In the fall of 2006, Treuer published his third novel, The Translation of Dr Apelles. The Native American professor is presented as a translator who lives alone and works with an unnamed language. He confounds many expectations of Native American characters. Dnitia Smith said that Appelles is "untranslated, a man who cannot make sense of his own history, his personal narrative, perhaps because it falls between two cultures, two languages." Brian Hall wrote, "The hidden theme of his novel is that fiction is all about games, lies and feints, about the heightened pleasure we can derive from a narrative when we recognize that it is artful." Treuer uses a double narrative with allusions to several classical and other Western works to pull the novel (and Native American literature) into the mainstream.

That year, Treuer also published a book of essays, entitled Native American Fiction: A User's Manual (2006). It was controversial because he challenged the work of major writers and urged readers to see the genre of "Native American Fiction" as closely linked to many other literatures in English, and not as a "cultural artifact" of historic Indian culture. He argues against Native American writing being read as ethnography rather than literature.

He criticized "the precious way that Indians are portrayed in even the most well-meaning books and movies." This analysis included the works of such notable authors as Sherman Alexie, Louise Erdrich, Leslie Marmon Silko or James Welch whose work he thought sometimes perpetuated stereotypes and misrepresented historic cultures. In sum, he said that "Native American literature hasn't progressed as quickly as it should have beyond cultural stereotypes."

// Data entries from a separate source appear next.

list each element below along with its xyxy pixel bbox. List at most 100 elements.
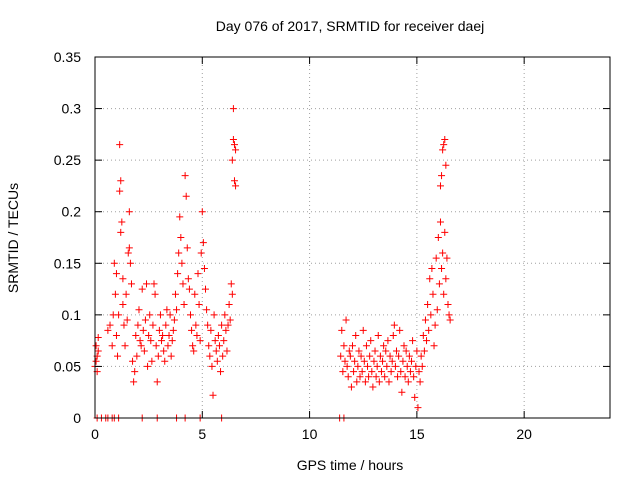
data-point [131, 368, 139, 376]
data-point [136, 337, 144, 345]
data-point [367, 337, 375, 345]
data-point [94, 334, 102, 342]
data-point [338, 326, 346, 334]
data-point [140, 347, 148, 355]
data-point [180, 301, 188, 309]
y-tick-label: 0.35 [54, 49, 81, 65]
data-point [358, 368, 366, 376]
data-point [156, 311, 164, 319]
data-point [146, 311, 154, 319]
data-point [181, 172, 189, 180]
data-point [354, 362, 362, 370]
data-point [397, 368, 405, 376]
data-point [161, 357, 169, 365]
data-point [110, 259, 118, 267]
data-point [415, 368, 423, 376]
data-point [432, 254, 440, 262]
x-tick-labels: 0 5 10 15 20 [91, 426, 532, 442]
data-point [431, 321, 439, 329]
data-point [227, 280, 235, 288]
data-point [123, 316, 131, 324]
data-point [221, 311, 229, 319]
chart-title: Day 076 of 2017, SRMTID for receiver dae… [216, 18, 484, 34]
data-point [126, 259, 134, 267]
data-point [94, 347, 102, 355]
data-point [153, 378, 161, 386]
data-point [366, 352, 374, 360]
data-point [347, 383, 355, 391]
data-point [439, 249, 447, 257]
data-point [230, 141, 238, 149]
data-point [355, 347, 363, 355]
data-point [374, 331, 382, 339]
data-point [438, 172, 446, 180]
data-point [186, 311, 194, 319]
data-point [357, 352, 365, 360]
data-point [410, 373, 418, 381]
data-point [115, 311, 123, 319]
data-point [213, 357, 221, 365]
data-point [229, 136, 237, 144]
data-point [402, 347, 410, 355]
data-point [446, 316, 454, 324]
data-point [114, 352, 122, 360]
data-point [350, 368, 358, 376]
data-point [104, 326, 112, 334]
data-point [381, 373, 389, 381]
data-point [382, 347, 390, 355]
data-point [130, 378, 138, 386]
data-point [373, 362, 381, 370]
data-point [185, 285, 193, 293]
data-point [166, 311, 174, 319]
data-point [343, 362, 351, 370]
data-point [151, 290, 159, 298]
data-point [117, 177, 125, 185]
data-point [92, 357, 100, 365]
data-point [190, 347, 198, 355]
y-tick-label: 0.25 [54, 152, 81, 168]
data-point [203, 306, 211, 314]
data-point [222, 326, 230, 334]
data-point [226, 316, 234, 324]
data-point [160, 347, 168, 355]
data-point [232, 146, 240, 154]
data-point [390, 321, 398, 329]
data-point [217, 368, 225, 376]
x-tick-label: 20 [516, 426, 532, 442]
data-point [189, 342, 197, 350]
data-point [408, 357, 416, 365]
data-point [409, 337, 417, 345]
data-point [386, 352, 394, 360]
data-point [92, 342, 100, 350]
data-point [337, 352, 345, 360]
data-point [165, 331, 173, 339]
data-point [184, 275, 192, 283]
data-point [196, 337, 204, 345]
data-point [394, 373, 402, 381]
data-point [120, 321, 128, 329]
data-point [352, 331, 360, 339]
y-tick-label: 0.3 [62, 101, 82, 117]
data-point [413, 347, 421, 355]
data-point [127, 280, 135, 288]
data-point [169, 326, 177, 334]
data-point [219, 352, 227, 360]
data-point [208, 362, 216, 370]
data-point [339, 368, 347, 376]
data-point [438, 264, 446, 272]
y-axis-label: SRMTID / TECUs [5, 183, 21, 293]
data-point [124, 249, 132, 257]
data-point [133, 352, 141, 360]
data-point [138, 285, 146, 293]
data-point [405, 352, 413, 360]
data-point [220, 337, 228, 345]
data-point [174, 270, 182, 278]
data-point [202, 285, 210, 293]
data-point [436, 182, 444, 190]
data-point [345, 347, 353, 355]
data-point [396, 326, 404, 334]
data-point [416, 378, 424, 386]
data-point [426, 275, 434, 283]
data-point [428, 264, 436, 272]
data-point [362, 342, 370, 350]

In 2012, Treuer published his fourth work, Rez Life: An Indian's Journey Through Reservation Life, which combines memoir with journalism about reservations. He conveys material of his own experience, as well as examining issues on other reservations, including federal policies and Indian sovereignty, and cronyism in tribal governments.

==Revival of Ojibwe==
Treuer has a deep interest in the Ojibwe language and culture. He is working with his older brother, Anton Treuer, on a grammar as a way to preserve and extend the language. His brother has been studying it since high school.

Treuer has written that "it's not clear why so many Indian critics and novelists suggest that stories, even great ones, in English by writers whose only language is English are somehow 'Indian stories' that store the kernels of culture." He likens that to believing that long abandoned seeds found in caves can sprout and bear produce. He believes that Native American cultures are threatened if their writers have only English to use as a language; he contends that the tribes need their own languages to perpetuate their cultures.

==Awards==
- 2014 NACF Literature Fellowship
- Pushcart Prize
- 1996 Minnesota Book Award for Little (1995)
- He has received an NEH Fellowship and a Guggenheim Fellowship.
- The Translation of Dr Apelles was named a "Best Book for 2006" by The Washington Post, Minneapolis Star Tribune, Time Out Chicago, and City Pages.

==Books==
- Little: A Novel (1995)
- "The Hiawatha: A Novel" (1999)
- "The Translation of Dr Apelles: A Love Story" (2006)
- Native American Fiction: A User's Manual Macmillan, 2006, ISBN 9781555970789
- "Rez Life: An Indian's Journey Through Reservation Life" (2012)
- Prudence, 2015. Riverhead. ISBN 9781594633089
- "The Heartbeat of Wounded Knee: Native America from 1890 to the Present" (2019)

==Articles==
- "A language too beautiful to lose", Los Angeles Times, February 3, 2008.
- "Return the National Parks to the Tribes", The Atlantic, May 2021.
- "'A Sadness I Can't Carry': The Story Of The Drum", New York Times, October 11, 2021.
- "Portrait of the Coyote as a Young Man", Harper's Magazine, November 2021.
- "Adrift Between My Parents' Two Americas", New York Times, July 18, 2022.
- "Do We Have the History of Native Americans Backward?", New Yorker, November 7, 2022.